Although there are no clear reasons to explain the decline of these populations, several climate trends occurred during this period: prolonged phases dominated by La Niña to phases dominated by El Niño, a severe drought and a clear sign of climate warming.
“We know that the most vulnerable always, practically in any species, are the juveniles. So one makes those waterholes more for juveniles than for the old, to maintain the population,” says ACG biologist and researcher María Martha Chavarría.

Water retention wall at Piñuelita reservoir, more than 100 years old.Photo: Juan Bravo
The biologist emphasizes the urgent need to take measures to try to deal with the impacts of global warming that are increasingly more evident within the protected area.
We’ve reached a point where everything is so so impacted that if we don’t try to manage a little, I believe that we will lose everything,” adds Chavarría.
Regarding these types of interventions, Blanco explains that there is no standard or protocol for how they should be carried out since these measures are in response to very recent circumstances.

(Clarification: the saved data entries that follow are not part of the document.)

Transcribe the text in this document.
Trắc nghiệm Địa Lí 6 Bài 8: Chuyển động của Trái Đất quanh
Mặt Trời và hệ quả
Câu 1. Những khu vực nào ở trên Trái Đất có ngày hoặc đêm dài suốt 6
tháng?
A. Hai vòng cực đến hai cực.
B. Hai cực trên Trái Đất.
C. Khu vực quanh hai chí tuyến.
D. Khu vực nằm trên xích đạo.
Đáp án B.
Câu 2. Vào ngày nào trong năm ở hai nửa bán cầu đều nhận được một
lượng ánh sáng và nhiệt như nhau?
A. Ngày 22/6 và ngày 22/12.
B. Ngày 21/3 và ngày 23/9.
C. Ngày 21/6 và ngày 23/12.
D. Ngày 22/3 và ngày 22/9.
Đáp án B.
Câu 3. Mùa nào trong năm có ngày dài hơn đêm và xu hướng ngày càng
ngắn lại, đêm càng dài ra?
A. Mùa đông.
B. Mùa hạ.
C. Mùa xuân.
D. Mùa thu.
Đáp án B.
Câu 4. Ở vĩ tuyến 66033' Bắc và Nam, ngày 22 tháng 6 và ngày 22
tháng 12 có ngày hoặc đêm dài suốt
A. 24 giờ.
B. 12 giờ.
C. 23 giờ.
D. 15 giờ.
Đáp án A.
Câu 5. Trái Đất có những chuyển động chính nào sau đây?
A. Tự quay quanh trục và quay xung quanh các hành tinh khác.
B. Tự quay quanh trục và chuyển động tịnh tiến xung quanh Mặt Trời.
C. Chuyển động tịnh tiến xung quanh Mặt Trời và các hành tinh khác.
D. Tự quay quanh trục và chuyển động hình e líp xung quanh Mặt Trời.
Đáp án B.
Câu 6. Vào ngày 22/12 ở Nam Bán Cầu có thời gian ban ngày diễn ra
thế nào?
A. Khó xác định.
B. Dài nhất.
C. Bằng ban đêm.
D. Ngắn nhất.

“The sad reality in this story is that the effects that are being generated every day are intensifying. All of this that was predicted by meteorological scientists that was going to happen in the year 2040, 2050 – we’re 20 years ahead of that and it’s already happening,” Blanco highlights.
The coordinator is confident that, just as the ACG was a pioneer in managing forest fires in the 1980s, they can now be the spearhead in creating reservoirs for fauna within protected areas.
“The reality that is not going to change is that this ecosystem is going to become more difficult for life. So helping to contain water and being able to have it available to use in the dry season are solutions that will possibly become popular and will be taken into account more in the coming years,” she believes.